Diamo nodded. “I see your point. Yes, I’m sorry to say, there’s not much you can do right now. I thought you should be aware of it all, though.”
Isa sighed. She knew Diamo was right, but still, it bothered her that such events should ever even come close to her peaceful town. In a way, she wished Diamo hadn’t made her “aware of it all.” But that wishful thinking would get her nowhere in the end...
Later that night, after Diamo had left, more travelers came to gather and share stories. There was no minstrel this time; Isa was worried that within days, every minstrel in Aren Country would be warned to stay away from this tavern because the competition was too fierce.
One young man in chain mail sat at the bar and ordered himself a pint of brew. When Isa first looked at him, she shrugged him off as yet another dragon slayer. When she handed him his drink, she asked what brought him here. She expected a rant about swords and prophecies... Instead, though, she learned this:
“My family in the north sent for me. Their town has been under siege, and Incria’s army needs recruits. So I’m headed to the battle to help my hometown.”
Upon hearing this answer, Isa looked the man over more closely. He was tall, blond, and very attractive, yet he did not speak as though he had intelligence equivalent to that of an eggplant.

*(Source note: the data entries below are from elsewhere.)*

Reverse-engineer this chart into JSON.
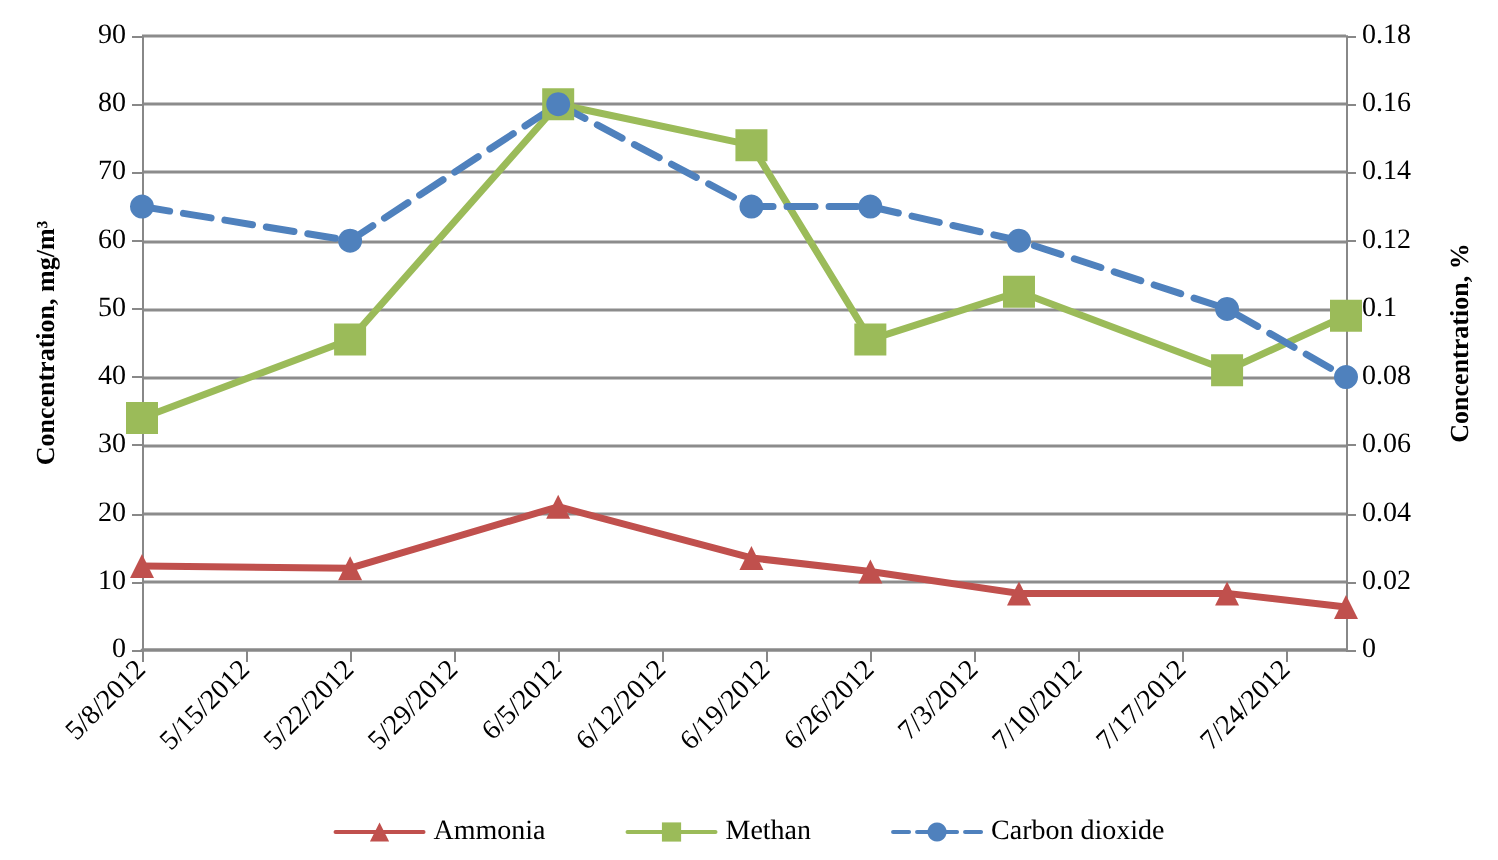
{
  "chart_data": {
    "type": "line",
    "x": [
      "2012-05-08",
      "2012-05-22",
      "2012-06-05",
      "2012-06-18",
      "2012-06-26",
      "2012-07-06",
      "2012-07-20",
      "2012-07-28"
    ],
    "series": [
      {
        "name": "Ammonia",
        "color": "#c0504d",
        "marker": "triangle",
        "line_style": "solid",
        "values": [
          12.3,
          12,
          21,
          13.5,
          11.5,
          8.3,
          8.3,
          6.3
        ]
      },
      {
        "name": "Methan",
        "color": "#9bbb59",
        "marker": "square",
        "line_style": "solid",
        "values": [
          34,
          45.5,
          80,
          74,
          45.5,
          52.5,
          41,
          49
        ]
      },
      {
        "name": "Carbon dioxide",
        "color": "#4f81bd",
        "marker": "circle",
        "line_style": "dashed",
        "axis": "y2",
        "values": [
          0.13,
          0.12,
          0.16,
          0.13,
          0.13,
          0.12,
          0.1,
          0.08
        ]
      }
    ],
    "ylabel": "Concentration, mg/m³",
    "y2label": "Concentration, %",
    "xlim": [
      "2012-05-08",
      "2012-07-28"
    ],
    "xticks": [
      {
        "value": "2012-05-08",
        "label": "5/8/2012"
      },
      {
        "value": "2012-05-15",
        "label": "5/15/2012"
      },
      {
        "value": "2012-05-22",
        "label": "5/22/2012"
      },
      {
        "value": "2012-05-29",
        "label": "5/29/2012"
      },
      {
        "value": "2012-06-05",
        "label": "6/5/2012"
      },
      {
        "value": "2012-06-12",
        "label": "6/12/2012"
      },
      {
        "value": "2012-06-19",
        "label": "6/19/2012"
      },
      {
        "value": "2012-06-26",
        "label": "6/26/2012"
      },
      {
        "value": "2012-07-03",
        "label": "7/3/2012"
      },
      {
        "value": "2012-07-10",
        "label": "7/10/2012"
      },
      {
        "value": "2012-07-17",
        "label": "7/17/2012"
      },
      {
        "value": "2012-07-24",
        "label": "7/24/2012"
      }
    ],
    "ylim": [
      0,
      90
    ],
    "yticks": [
      0,
      10,
      20,
      30,
      40,
      50,
      60,
      70,
      80,
      90
    ],
    "y2lim": [
      0,
      0.18
    ],
    "y2ticks": [
      0,
      0.02,
      0.04,
      0.06,
      0.08,
      0.1,
      0.12,
      0.14,
      0.16,
      0.18
    ],
    "grid": "y",
    "legend": "bottom"
  }
}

There had to be a catch...
He went on. “I left my family only a few years ago. It’s sort of a custom that boys should go out on their own and seek adventure or join the army at age sixteen. I chose adventure. I wanted to see it all: the fabled woodlands, the dusty plains... For three years I roamed this land, and I’ve been through this town many times before, though you may not remember me, what with all the people you must see every day.”
Isa did not remember him. She realized that this man was telling her far more information than she had asked. This was usually only the case with people who had gone far too long without anyone to speak to... Most of these talkative cases were actually introverts—sensitive people who had kept all their feelings to themselves before this moment.

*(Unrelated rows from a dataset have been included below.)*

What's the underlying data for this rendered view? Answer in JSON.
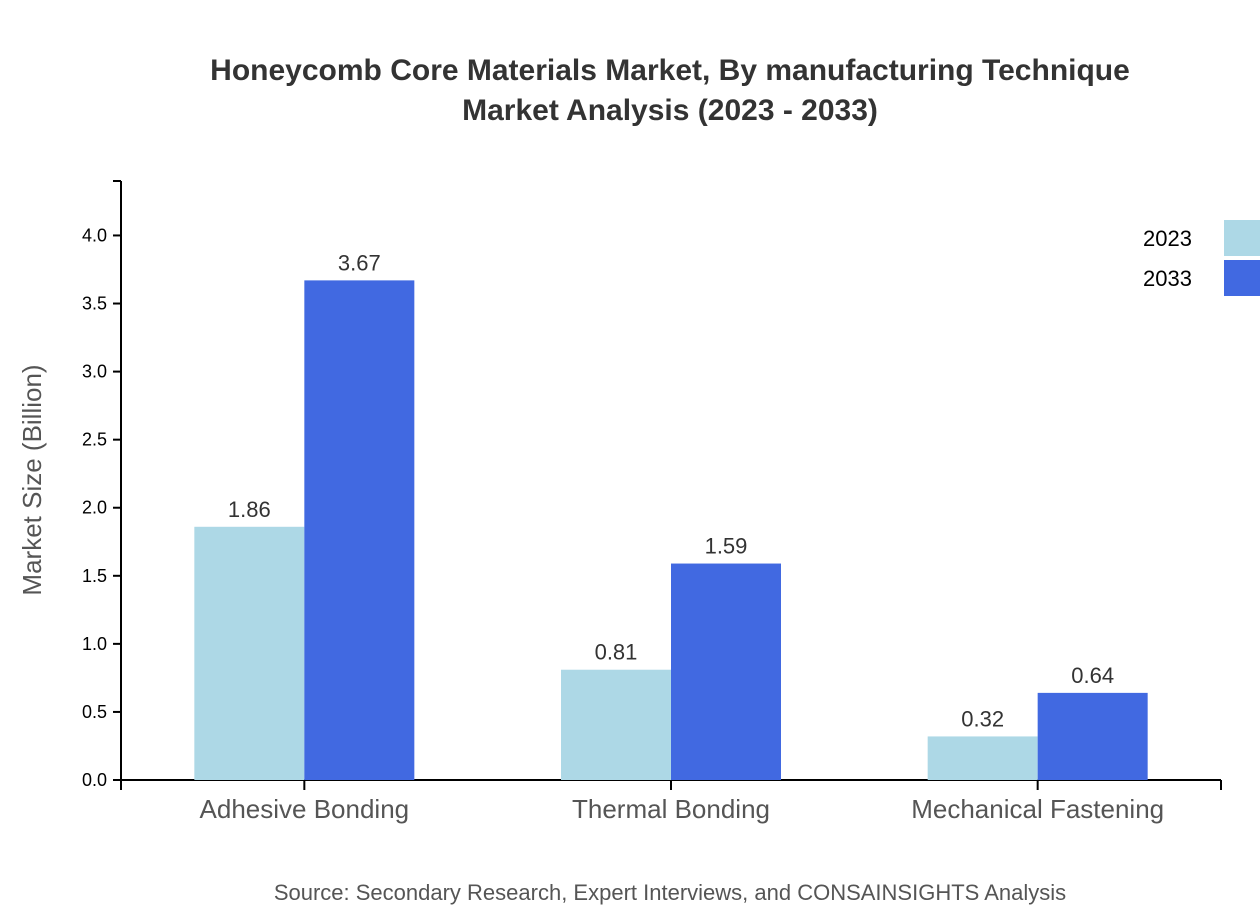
{
  "chart_data": {
    "type": "bar",
    "title": "Honeycomb Core Materials Market, By manufacturing Technique",
    "subtitle": "Market Analysis (2023 - 2033)",
    "ylabel": "Market Size (Billion)",
    "xlabel": "",
    "ylim": [
      0,
      4.4
    ],
    "yticks": [
      "0.0",
      "0.5",
      "1.0",
      "1.5",
      "2.0",
      "2.5",
      "3.0",
      "3.5",
      "4.0"
    ],
    "categories": [
      "Adhesive Bonding",
      "Thermal Bonding",
      "Mechanical Fastening"
    ],
    "series": [
      {
        "name": "2023",
        "color": "#ADD8E6",
        "values": [
          1.86,
          0.81,
          0.32
        ],
        "labels": [
          "1.86",
          "0.81",
          "0.32"
        ]
      },
      {
        "name": "2033",
        "color": "#4169E1",
        "values": [
          3.67,
          1.59,
          0.64
        ],
        "labels": [
          "3.67",
          "1.59",
          "0.64"
        ]
      }
    ],
    "legend_position": "top-right",
    "grid": false,
    "source": "Source: Secondary Research, Expert Interviews, and CONSAINSIGHTS Analysis"
  }
}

Isa had other customers to tend to, but she wanted to hear this man out. He was already gorgeous, smart, and sensitive... There really had to be a catch. Homosexual, maybe?
He continued talking, since Isa would not interrupt him.

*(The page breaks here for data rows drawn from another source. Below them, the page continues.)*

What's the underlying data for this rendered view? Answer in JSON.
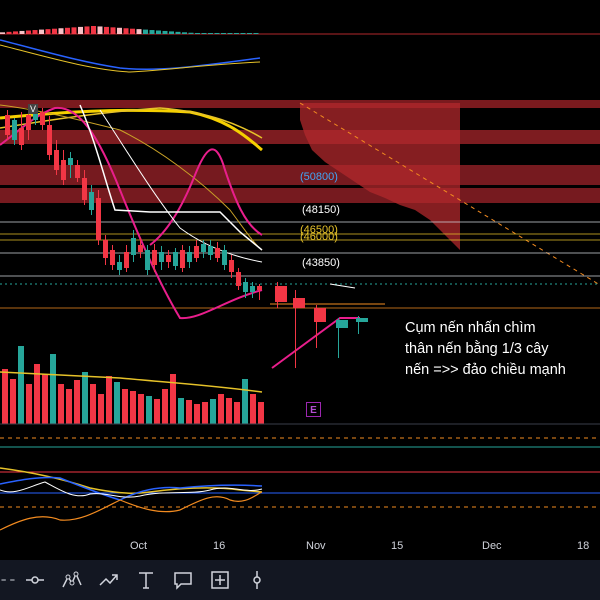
{
  "price_labels": [
    {
      "text": "(50800)",
      "color": "#42a5f5"
    },
    {
      "text": "(48150)",
      "color": "#ffffff"
    },
    {
      "text": "(46500)",
      "color": "#e6c229"
    },
    {
      "text": "(46000)",
      "color": "#e6c229"
    },
    {
      "text": "(43850)",
      "color": "#ffffff"
    }
  ],
  "time_axis": [
    "Oct",
    "16",
    "Nov",
    "15",
    "Dec",
    "18"
  ],
  "annotation": {
    "line1": "Cụm nến nhấn chìm",
    "line2": "thân nến bằng 1/3 cây",
    "line3": "nến =>> đảo chiều mạnh"
  },
  "event_marker": "E",
  "version_marker": "V",
  "colors": {
    "bull": "#26a69a",
    "bear": "#f23645",
    "zone": "#b2282c",
    "yellow_ma": "#f5d000",
    "pink_band": "#e91e8c",
    "white_line": "#ffffff",
    "orange_dash": "#f28b20"
  },
  "toolbar": {
    "items": [
      {
        "name": "cursor-icon",
        "glyph": "⌗"
      },
      {
        "name": "horizontal-line-icon",
        "glyph": "-o-"
      },
      {
        "name": "pattern-icon",
        "glyph": "xabcd"
      },
      {
        "name": "path-icon",
        "glyph": "path"
      },
      {
        "name": "text-icon",
        "glyph": "T"
      },
      {
        "name": "callout-icon",
        "glyph": "callout"
      },
      {
        "name": "measure-icon",
        "glyph": "measure"
      },
      {
        "name": "vertical-line-icon",
        "glyph": "vline"
      }
    ]
  }
}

“I’ve seen all there is to see, basically, and I find it all fascinating. I guess all that was left for me was to find a nice girl and settle down somewhere...”
Not homosexual. Must be lying about something. Maybe he was trying to trick her... talking smoothly just to take advantage of her.
“...But then two days ago, I got word that several villages in the area of Incria were under attack. One of these was my own. Now I have to head back. I’m sorry I ever left my family like that... I hope I arrive before it’s too late.”
Here it comes, thought Isa. He’ll try to make his move...
The man finished his ale and stood. “I have to be traveling all night. Here’s for the drink...” He put his coins on the bar. “Goodbye.”
Isa stood stunned for half a second. “Goodbye?” she thought. What kind of move is that? Then something in her snapped, though she could not tell what it was.
“Excuse me, sir?” she called to him as he had turned his back.
“Yes?” he said over his shoulder. His demeanor really was that of a man in a hurry. “May I ask, what is your name?”
“Asmir. Asmir of Peadston.”
“Uh, nice to meet you, Isa. But I have to be going.” He made a motion as if to tip his hat, but because he had no hat, this was pointless. Then he turned and strode out of the tavern.
Isa went back to serving customers, but it was a long while before she could get Asmir’s image out of her mind. If that man were telling the truth...
Well, it’s best not to think about it, she concluded. If he’s going to war, he might die anyway. Then what would be the point in getting interested in him?
For some reason, this last thought hit hard on her heart. What hit hard on her brain was the inability to explain why that was. Most of all, she could not help but feel that she just missed some sort of opportunity... one she could not even prove existed in the first place.